Copy number analysis was performed as previously described23. Briefly, the read pair-based tool, Manta, was used to detect smaller CNVs while the coverage-based caller, CNVnator, was used to detect larger CNVs. Calls were filtered for events overlapping known disease genes and filtered by an internal allele frequency of <2%.

Statistical analysis

Nonparametric Spearman correlations, Wilcoxon signed-rank tests, and corresponding two-tailed p values were calculated using Prism (version 6.0h, GraphPad, La Jolla, CA).
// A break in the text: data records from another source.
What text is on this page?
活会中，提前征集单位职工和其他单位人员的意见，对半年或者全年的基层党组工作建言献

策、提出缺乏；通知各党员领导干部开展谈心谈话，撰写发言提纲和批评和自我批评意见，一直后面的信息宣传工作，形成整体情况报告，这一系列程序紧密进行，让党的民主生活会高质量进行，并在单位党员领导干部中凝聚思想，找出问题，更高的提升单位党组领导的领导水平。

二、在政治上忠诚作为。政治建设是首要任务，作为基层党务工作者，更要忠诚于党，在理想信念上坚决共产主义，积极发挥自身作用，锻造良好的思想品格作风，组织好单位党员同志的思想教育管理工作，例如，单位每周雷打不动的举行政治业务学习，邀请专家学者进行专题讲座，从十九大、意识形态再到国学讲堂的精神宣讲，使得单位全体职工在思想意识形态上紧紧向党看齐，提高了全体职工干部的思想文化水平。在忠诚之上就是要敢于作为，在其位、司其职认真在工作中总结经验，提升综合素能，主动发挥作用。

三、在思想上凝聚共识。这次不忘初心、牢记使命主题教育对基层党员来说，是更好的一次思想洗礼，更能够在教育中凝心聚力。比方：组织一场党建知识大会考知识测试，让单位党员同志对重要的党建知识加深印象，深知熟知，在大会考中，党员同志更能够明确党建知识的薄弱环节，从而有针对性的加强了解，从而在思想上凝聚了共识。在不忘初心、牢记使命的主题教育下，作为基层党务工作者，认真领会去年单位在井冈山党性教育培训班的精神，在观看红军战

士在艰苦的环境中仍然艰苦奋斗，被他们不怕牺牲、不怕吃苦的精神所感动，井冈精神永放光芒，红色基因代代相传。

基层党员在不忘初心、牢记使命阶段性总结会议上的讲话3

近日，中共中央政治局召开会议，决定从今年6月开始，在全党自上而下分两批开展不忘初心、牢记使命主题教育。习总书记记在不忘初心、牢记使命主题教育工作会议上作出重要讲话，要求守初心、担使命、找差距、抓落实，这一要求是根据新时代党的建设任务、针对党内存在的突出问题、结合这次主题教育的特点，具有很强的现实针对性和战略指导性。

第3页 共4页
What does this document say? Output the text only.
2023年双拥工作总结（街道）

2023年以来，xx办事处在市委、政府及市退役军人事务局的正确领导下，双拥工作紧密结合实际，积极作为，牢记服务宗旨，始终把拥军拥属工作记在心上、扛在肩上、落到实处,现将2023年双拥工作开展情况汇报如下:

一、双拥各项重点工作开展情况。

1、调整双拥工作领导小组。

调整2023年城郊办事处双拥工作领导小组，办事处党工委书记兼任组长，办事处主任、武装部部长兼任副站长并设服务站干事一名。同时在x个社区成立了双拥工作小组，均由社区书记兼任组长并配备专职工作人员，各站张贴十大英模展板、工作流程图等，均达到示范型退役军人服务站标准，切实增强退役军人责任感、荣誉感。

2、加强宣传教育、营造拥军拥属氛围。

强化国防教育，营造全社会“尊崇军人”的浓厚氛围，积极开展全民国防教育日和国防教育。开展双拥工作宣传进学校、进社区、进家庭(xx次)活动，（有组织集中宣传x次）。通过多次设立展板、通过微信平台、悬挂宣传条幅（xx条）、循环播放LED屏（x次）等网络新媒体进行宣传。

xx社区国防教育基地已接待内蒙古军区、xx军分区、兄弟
The 95% CI for the proportion of new diagnoses made upon reanalysis was calculated using the binomial exact (Clopper–Pearson) method. The information content of each HPO term was calculated as previously described10.

Reporting summary

Further information on research design is available in the Nature Research Reporting Summary linked to this article.